Maybe that class in piecing kaliedoscope quilts would have introduced you
to a wonderful new method that would have greatly simplified your life,
instead of leaving you with a dozen blocks that won't lie flat no matter
how often you press them. It looked like a good idea; you were smart
to try it, regardless of the results.
(2)
They prove you have the sense to know when something is NOT working
Imagine what happens to people who don't have that sense. Imagine
what their quilts look like! Imagine the frustration, the horror,
of spending untold hours working on something that will not cooperate with
you no matter what you do, when you could have simply realized that it
was a mess after the first block, and ditched it.
(3)
They prove that you're not wasteful. Yes, when things start
going wrong, or when you get interrupted in the middle of a project and
put it somewhere and forget where you left it, some people might
just throw away the unfinished project, but not you. Not a true quilter!
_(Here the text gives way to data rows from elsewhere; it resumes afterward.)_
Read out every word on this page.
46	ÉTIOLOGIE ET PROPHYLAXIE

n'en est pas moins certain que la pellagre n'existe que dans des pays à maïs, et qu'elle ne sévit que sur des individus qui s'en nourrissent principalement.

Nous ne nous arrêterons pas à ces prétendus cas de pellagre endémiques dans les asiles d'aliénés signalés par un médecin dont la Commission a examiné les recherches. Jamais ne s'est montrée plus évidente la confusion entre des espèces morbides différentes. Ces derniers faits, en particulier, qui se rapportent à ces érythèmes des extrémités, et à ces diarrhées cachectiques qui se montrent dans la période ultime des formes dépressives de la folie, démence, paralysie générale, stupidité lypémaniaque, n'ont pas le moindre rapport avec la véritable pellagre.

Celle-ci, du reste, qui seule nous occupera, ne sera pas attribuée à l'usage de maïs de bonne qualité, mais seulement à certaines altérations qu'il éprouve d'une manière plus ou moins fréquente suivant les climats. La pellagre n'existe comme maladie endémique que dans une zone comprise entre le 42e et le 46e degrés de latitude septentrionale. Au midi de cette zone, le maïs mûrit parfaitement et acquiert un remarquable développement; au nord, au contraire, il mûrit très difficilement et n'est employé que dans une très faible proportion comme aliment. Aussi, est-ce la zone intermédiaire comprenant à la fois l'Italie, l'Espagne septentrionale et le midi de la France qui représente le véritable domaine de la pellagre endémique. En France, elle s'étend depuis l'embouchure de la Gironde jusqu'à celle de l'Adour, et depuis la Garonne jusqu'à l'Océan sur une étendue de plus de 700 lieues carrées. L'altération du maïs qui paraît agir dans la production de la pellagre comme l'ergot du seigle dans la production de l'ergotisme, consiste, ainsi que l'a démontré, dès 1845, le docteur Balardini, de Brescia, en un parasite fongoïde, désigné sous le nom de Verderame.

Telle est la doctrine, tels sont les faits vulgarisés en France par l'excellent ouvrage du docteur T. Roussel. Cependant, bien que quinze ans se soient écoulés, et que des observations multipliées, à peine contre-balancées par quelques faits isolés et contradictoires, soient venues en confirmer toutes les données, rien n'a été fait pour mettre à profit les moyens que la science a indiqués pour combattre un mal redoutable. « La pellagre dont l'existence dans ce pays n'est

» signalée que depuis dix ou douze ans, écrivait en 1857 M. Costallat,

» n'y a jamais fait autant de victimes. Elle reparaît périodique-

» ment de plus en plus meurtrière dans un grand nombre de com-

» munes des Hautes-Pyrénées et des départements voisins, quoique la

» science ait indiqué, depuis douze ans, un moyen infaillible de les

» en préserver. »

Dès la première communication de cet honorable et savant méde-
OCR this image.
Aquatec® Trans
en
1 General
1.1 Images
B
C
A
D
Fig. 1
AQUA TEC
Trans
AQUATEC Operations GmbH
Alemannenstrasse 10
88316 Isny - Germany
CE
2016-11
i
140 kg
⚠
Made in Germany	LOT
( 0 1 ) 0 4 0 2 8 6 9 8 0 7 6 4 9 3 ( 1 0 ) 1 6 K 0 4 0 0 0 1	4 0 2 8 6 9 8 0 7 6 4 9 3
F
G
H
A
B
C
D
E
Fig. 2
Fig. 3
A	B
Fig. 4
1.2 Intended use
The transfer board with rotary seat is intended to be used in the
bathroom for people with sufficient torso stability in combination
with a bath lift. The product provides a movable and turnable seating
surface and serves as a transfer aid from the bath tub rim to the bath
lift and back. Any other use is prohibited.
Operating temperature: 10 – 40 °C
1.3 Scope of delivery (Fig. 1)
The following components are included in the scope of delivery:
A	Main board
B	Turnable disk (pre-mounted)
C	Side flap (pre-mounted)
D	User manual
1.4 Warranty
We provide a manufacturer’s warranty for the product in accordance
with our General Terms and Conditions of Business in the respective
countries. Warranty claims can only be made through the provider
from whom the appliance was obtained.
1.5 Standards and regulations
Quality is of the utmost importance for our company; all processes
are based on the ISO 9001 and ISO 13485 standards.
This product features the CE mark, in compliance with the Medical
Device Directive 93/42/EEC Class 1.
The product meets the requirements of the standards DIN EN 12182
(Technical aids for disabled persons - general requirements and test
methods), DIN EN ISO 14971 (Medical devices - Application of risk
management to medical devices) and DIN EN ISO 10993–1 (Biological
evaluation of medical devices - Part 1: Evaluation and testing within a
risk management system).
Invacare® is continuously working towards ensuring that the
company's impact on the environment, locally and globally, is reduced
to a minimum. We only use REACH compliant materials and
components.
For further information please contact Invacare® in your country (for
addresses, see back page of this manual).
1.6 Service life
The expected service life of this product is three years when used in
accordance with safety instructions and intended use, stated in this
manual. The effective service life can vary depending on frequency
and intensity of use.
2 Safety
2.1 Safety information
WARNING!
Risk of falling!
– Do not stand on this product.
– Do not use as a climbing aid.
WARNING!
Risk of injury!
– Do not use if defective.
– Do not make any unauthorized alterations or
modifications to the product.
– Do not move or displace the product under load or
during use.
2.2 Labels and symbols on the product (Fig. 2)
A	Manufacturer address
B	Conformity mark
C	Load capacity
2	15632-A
Throw away fabric? Anyone who would do that would throw away
her fingers, or her arm! No, you save this botched piece, and
all the little pieces that were supposed to fit somewhere only you can't
remember where and they seem to have multiplied. They're fabric;
you will save them.
(4)
They prove you're an optimist. Creative people have to be
optimistic, to keep going when things are at their messiest. What
could be better evidence of optimism than a drawer, or a shelf, or a laundry
basket, full of unfinished quilts in various stages of creation?
After all, what does that collection say about you? It says that
you believe that someday you will figure out what to do with all those
misplaced pieces. You believe that someday you will have the time
and the patience to put together that quilt that had three thousand pieces,
all different, in seventy two blocks with three different pieced borders.
There are some who would say that this is closer to lunacy than to optimism,
but you will ignore them.
(5)
They give you a sense of security. If something horrible happened
and all the fabric stores were closed, and you ran out of your stash of
fabrics, or you drew a complete blank in your imagination and couldn't
think of any quilts you wanted to make, you wouldn't be totally bereft.
You know that there they are, unfinished objects, just waiting for a little
time and creativity to be turned into viable quilts again. You will
never be without some quilt to work on.
(6)
They give you something to share with your fellow quilters.
There's nothing that brings quilters together faster than a sharing of
disasters. It's possible that other quilters might be able
to see something in your UFO that you didn't, and give you the hint that
will allow you to make it all work out. Someone else might even take
one of your UFO's off your hands! And even if that doesn't
happen, the knowledge that we're all human, and all capable of making mistakes
(even horrendous ones), and that we all get up and try something new, gives
you a friendly feeling toward your fellow quilters.
So
have no fear! Be proud of your UFO's! After all, in quilter's
heaven, we'll all get the time and the energy to finish all our quilts.
Eternity should be just about enough time.